Baltimore Mayor Catherine Pugh is weighing whether to sign legislation that would repeal parts of the city fire code to allow new bike lanes and encourage development projects, her spokesman said Tuesday.
The City Council voted unanimously Monday night to approve the bill, sending it to Pugh’s desk.
“Her only stance is that citizens be able to reside safely in their communities,” said James Bentley, a spokesman for the mayor.
For months, the city’s Fire Department has been at odds with cycling advocates and developers over whether city streets are wide enough to accommodate their projects and large pieces of fire equipment.
On Monday, council members backed a bill sponsored by Councilman Ryan Dorsey that would repeal a section of the fire code, which requires 20- and 26-foot street clearances for fire access, and replace it with more flexible guidelines adopted by the National Association of City Transportation Officials’ Urban Street Design Guide.
“Passing my Council bill today to amend the fire code is not just about ceasing to force suburban standards on our urban environment, but mandating that our streets be designed in accordance with best practices,” Dorsey wrote on Twitter.

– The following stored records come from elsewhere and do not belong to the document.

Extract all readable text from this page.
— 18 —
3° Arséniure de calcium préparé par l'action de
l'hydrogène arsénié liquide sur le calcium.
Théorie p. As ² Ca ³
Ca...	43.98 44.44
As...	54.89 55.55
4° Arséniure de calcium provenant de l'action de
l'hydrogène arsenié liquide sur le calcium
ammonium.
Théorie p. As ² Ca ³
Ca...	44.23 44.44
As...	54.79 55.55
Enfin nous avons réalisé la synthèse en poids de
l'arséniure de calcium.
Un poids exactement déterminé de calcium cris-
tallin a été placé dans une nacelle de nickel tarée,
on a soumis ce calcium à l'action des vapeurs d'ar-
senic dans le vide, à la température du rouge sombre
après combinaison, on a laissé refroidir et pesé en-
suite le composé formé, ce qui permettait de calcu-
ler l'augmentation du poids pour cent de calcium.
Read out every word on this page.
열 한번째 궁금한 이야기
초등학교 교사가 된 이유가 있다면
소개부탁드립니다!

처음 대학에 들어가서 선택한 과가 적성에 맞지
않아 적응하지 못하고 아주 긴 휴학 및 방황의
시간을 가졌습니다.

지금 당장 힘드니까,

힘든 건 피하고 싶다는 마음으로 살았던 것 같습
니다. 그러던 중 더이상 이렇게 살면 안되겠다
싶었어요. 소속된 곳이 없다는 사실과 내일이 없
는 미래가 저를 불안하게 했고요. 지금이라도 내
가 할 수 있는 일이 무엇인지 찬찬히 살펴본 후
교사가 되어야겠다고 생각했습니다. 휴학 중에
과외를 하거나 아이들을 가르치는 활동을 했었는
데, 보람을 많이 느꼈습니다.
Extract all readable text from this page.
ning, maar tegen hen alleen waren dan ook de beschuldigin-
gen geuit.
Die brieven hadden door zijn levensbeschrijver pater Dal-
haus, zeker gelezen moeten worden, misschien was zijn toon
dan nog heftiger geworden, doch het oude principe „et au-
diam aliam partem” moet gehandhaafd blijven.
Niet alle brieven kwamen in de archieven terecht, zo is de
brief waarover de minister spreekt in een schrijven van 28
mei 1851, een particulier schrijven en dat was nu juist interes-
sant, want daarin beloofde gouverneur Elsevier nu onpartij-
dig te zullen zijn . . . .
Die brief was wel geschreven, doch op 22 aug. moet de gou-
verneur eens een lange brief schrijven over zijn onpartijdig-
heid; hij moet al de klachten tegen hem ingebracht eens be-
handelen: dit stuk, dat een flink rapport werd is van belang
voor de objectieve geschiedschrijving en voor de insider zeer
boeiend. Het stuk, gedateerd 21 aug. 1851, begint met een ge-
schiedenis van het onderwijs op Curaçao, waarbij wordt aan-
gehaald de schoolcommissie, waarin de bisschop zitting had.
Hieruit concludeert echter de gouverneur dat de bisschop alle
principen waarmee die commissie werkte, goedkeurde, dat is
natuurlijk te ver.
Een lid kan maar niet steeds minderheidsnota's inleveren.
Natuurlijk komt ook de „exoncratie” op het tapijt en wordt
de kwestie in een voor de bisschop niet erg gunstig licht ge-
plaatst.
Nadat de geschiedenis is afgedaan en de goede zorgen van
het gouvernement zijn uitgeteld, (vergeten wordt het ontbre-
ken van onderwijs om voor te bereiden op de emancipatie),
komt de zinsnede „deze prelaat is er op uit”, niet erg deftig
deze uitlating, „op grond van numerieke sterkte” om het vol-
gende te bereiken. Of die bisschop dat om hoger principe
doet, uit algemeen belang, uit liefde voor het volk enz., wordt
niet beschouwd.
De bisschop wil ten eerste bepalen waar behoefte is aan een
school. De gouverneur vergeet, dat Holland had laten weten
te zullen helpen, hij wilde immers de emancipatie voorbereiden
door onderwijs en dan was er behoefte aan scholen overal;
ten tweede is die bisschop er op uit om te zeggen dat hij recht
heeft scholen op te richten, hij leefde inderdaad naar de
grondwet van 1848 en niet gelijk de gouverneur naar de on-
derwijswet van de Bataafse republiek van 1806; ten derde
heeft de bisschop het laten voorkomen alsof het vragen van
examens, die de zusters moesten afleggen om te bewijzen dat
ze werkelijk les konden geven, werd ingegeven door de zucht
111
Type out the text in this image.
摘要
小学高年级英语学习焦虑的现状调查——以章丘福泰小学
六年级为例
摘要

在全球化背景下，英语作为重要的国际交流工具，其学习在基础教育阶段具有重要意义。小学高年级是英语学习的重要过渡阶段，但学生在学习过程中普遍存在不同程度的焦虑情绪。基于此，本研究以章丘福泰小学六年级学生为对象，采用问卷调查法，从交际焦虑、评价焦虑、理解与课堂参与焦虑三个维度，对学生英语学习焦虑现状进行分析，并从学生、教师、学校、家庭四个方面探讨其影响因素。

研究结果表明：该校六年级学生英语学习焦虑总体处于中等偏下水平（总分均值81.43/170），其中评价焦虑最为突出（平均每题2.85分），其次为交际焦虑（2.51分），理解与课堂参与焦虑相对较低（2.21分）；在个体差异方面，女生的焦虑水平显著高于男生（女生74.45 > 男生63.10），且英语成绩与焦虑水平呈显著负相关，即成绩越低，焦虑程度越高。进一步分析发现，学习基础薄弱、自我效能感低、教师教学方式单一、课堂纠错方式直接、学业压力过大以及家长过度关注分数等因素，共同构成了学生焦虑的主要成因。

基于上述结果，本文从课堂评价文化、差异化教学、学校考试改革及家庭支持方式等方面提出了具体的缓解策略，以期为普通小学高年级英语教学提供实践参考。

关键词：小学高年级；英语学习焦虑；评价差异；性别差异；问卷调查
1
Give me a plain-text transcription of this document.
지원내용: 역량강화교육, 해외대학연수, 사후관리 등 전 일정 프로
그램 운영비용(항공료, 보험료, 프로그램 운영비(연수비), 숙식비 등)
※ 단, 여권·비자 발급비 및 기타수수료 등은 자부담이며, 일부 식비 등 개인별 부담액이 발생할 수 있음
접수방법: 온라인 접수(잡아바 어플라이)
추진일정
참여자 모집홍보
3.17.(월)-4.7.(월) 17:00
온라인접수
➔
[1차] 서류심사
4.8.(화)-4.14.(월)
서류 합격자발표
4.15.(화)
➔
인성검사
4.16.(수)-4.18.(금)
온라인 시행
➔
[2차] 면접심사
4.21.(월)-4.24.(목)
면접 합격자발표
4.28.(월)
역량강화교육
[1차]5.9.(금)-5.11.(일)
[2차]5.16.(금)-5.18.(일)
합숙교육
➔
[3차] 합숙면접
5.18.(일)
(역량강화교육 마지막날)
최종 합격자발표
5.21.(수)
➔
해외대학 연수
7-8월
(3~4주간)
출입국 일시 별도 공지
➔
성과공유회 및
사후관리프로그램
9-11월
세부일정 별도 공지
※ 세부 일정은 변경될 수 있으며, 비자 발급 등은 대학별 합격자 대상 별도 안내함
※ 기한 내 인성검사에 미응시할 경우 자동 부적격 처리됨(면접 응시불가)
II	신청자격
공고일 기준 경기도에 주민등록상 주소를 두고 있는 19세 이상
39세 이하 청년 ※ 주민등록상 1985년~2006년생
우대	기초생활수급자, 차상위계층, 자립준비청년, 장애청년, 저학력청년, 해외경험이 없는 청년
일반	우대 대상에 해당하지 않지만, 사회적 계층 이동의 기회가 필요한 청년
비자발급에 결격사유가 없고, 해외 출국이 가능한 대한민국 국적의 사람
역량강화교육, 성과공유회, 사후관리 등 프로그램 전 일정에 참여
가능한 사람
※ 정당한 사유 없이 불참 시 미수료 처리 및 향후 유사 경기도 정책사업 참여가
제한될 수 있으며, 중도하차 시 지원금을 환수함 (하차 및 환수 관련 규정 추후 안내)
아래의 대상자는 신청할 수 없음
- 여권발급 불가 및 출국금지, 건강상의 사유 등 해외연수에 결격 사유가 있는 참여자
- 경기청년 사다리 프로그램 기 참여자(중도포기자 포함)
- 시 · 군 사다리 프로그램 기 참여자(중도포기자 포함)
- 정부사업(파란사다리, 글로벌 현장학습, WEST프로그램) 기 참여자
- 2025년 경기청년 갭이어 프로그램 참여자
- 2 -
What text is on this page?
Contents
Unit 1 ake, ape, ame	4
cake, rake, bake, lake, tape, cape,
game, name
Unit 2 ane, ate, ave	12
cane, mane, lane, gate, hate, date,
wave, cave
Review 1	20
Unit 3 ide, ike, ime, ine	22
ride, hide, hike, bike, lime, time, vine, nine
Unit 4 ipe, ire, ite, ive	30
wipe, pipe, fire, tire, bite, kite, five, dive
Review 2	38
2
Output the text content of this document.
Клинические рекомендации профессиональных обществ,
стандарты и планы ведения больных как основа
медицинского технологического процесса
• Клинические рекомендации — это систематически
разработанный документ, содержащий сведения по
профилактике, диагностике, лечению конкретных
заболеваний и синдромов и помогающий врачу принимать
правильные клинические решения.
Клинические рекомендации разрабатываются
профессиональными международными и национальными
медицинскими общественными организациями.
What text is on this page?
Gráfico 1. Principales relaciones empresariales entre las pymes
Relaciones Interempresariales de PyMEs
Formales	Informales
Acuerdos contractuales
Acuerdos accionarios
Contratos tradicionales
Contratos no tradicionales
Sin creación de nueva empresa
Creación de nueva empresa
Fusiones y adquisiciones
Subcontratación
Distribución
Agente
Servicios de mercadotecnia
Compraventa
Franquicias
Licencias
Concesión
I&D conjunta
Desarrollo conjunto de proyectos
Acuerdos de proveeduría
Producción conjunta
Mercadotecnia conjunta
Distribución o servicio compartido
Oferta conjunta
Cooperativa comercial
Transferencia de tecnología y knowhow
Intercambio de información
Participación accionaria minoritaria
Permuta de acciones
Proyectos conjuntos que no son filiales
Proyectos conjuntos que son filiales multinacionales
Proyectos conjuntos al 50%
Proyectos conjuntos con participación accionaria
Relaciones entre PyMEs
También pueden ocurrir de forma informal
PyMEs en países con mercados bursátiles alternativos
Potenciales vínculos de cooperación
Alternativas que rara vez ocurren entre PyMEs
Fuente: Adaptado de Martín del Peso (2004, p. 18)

The fire code issue arose last summer when some Potomac Street residents in Canton argued that a bike lane on their street, which removed parking spots, posed a safety risk because it narrowed the road too much. The dispute prompted the city Transportation Department to consider removing the lane until the cyclist organization Bikemore filed a lawsuit to stop it.
City Councilman Eric Costello, chairman of the judiciary and legislative investigations committee, had warned the Fire Department in June to make “demonstrable progress” on roughly 20 to 25 stalled developments and a handful of bike lanes — or, he said, the council would strip a section from the fire code that the Fire Department has been citing to justify delays.
Council members cited four developments in particular that have stalled: the Charles Village Streetscape; Townes at Eager Park; the Woodberry Subdivision; and the former PEMCO site on Eastern Avenue.
Proponents of the bill argued that most streets in the city do not comply with that part of the code. The Fire Department appears to be inconsistently objecting to bike lanes but not to parking spaces, critics say.
“This has been a year-long fight to make sure our city advances in progressive transportation planning,” said Liz Cornish, the director of Bikemore. “We think council made the right move and we look forward to the mayor signing this bill.”
Fire officials testified against the bill, saying repeal of the code would “have a detrimental effect on overall public safety.”
The agency made a video submitted to the City Council in an attempt to show large fire trucks can’t fit down streets narrowed by bike lanes.
City Council President Bernard C. “Jack" Young said at the time that the video makes the opposite point of what the agency intended.
“The video shows clearly the Fire Department can get to the fires on these streets,” Young said.